En el presente caso, como antes se indicaba la juez valoró y expresó el modo en el que formó su convicción.
TERCERO.-Lo expuesto, sería suficiente para la desestimación del motivo, en la medida en que lo que pretenden los apelantes es que se lleve a cabo una valoración de la prueba conforme a su criterio parcial. No hay motivos en esta segunda instancia para rectificar el criterio de la juzgadora, pues ello supondría la revisión de pruebas subjetivas valoradas personalmente por el juez de lo penal en uso de las facultades que le confiere la inmediación.
No obstante y a mayor abundamiento, desea significarse que este tribunal, ponderando de nuevo la prueba llevada a cabo mediante la lectura de las actuaciones, la audición de la grabación del juicio y el examen de las grabaciones de las cámaras de videovigilancia, alcanza igualmente la conclusión de que procede la condena del acusado. Las anteriores medios de prueba son inequívocos y la grabación del incidente se complementa perfectamente con las manifestaciones de la testigo presencial de los hechos Dª María Trinidad cuya presencie en el lugar ha quedado reflejada en la grabación y de cuyo testimonio no cabe dudar por tratarse de un testigo circunstancial.
Se constata por tanto que el acusado profirió las frases injuriantes que se relatan en los hechos probados y que propinó el manotazo que igualmente se describe en el velatorio fáctico con el resultado de la rotura de las gafas del denunciante. El ánimus injuriandi resulta acreditado del propio tenor literal de las frases dirigidas al acusado, como también la voluntad de causar daño, toda vez que dada la conducta de acometimiento desplegada, era totalmente previsible que se produjera la caída de las gafas y consiguientemente su rotura.
CUARTO.-En consecuencia, se desestima el recurso de apelación declarando las costas de oficio.

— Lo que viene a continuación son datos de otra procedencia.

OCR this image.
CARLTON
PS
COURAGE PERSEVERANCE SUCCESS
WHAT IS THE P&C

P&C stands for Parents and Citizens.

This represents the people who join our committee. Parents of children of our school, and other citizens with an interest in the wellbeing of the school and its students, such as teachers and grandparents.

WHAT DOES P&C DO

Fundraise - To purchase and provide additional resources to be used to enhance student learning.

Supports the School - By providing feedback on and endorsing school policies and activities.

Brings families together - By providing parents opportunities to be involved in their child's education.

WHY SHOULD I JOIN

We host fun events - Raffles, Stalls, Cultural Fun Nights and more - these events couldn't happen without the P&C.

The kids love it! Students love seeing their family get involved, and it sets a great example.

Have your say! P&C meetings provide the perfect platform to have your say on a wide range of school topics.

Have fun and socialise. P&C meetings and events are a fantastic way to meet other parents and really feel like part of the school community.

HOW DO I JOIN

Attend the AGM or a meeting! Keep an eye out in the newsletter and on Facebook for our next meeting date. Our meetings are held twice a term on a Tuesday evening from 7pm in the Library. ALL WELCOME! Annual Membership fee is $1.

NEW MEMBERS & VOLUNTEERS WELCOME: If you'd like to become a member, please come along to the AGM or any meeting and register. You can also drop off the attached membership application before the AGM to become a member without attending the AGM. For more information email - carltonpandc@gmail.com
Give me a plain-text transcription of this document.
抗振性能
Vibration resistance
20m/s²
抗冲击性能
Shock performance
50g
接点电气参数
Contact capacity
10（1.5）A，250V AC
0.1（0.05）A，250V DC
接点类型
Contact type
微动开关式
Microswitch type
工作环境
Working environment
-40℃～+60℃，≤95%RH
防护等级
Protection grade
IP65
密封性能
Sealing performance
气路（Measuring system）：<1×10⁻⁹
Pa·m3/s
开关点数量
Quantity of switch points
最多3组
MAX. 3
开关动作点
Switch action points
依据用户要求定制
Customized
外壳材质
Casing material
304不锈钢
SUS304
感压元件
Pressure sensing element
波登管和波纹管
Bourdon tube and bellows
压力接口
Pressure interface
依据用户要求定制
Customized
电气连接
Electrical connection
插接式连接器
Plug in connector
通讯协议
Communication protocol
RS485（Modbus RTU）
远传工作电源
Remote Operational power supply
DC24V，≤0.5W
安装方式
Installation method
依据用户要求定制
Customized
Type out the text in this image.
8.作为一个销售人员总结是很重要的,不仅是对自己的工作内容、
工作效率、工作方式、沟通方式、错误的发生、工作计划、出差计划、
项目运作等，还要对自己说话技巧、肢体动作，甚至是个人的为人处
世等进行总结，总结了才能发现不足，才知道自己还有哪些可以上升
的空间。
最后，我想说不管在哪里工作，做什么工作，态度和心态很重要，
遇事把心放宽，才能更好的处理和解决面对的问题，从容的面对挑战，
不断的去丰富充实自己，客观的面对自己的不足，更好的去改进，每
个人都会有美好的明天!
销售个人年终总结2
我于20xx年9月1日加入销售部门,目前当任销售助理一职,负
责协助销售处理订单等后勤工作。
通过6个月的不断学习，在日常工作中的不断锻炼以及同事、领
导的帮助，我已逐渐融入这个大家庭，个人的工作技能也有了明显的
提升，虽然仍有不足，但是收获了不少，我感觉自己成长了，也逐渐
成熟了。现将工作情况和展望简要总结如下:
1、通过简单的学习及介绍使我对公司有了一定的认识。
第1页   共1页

Por todo lo expuesto, vistos los preceptos legales citados, sus concordantes y demás de general y pertinente aplicación, en nombre de S.M. el Rey y de conformidad con el artículo 117 de la Constitución ,
Fallo
Que desestimando el recurso de apelación interpuesto por D. Anselmo contra la sentencia dictada en autos nº 170-11 del Juzgado de lo Penal nº 2 de Santiago de Compostela, la confirmamos íntegramente, sin pronunciamiento sobre las costas del recurso.
Notifíquese esta Sentencia en legal forma a las partes, haciéndoles saber que contra la misma no cabe recurso alguno.
Devuélvanse los autos originales al Juzgado de procedencia con testimonio de esta resolución para su ejecución y cumplimiento.
Así por esta nuestra sentencia de la que se pondrá certificación literal en el Rollo de su razón, incluyéndose el original en el Libro de Sentencias, definitivamente juzgando, lo pronunciamos, mandamos y firmamos.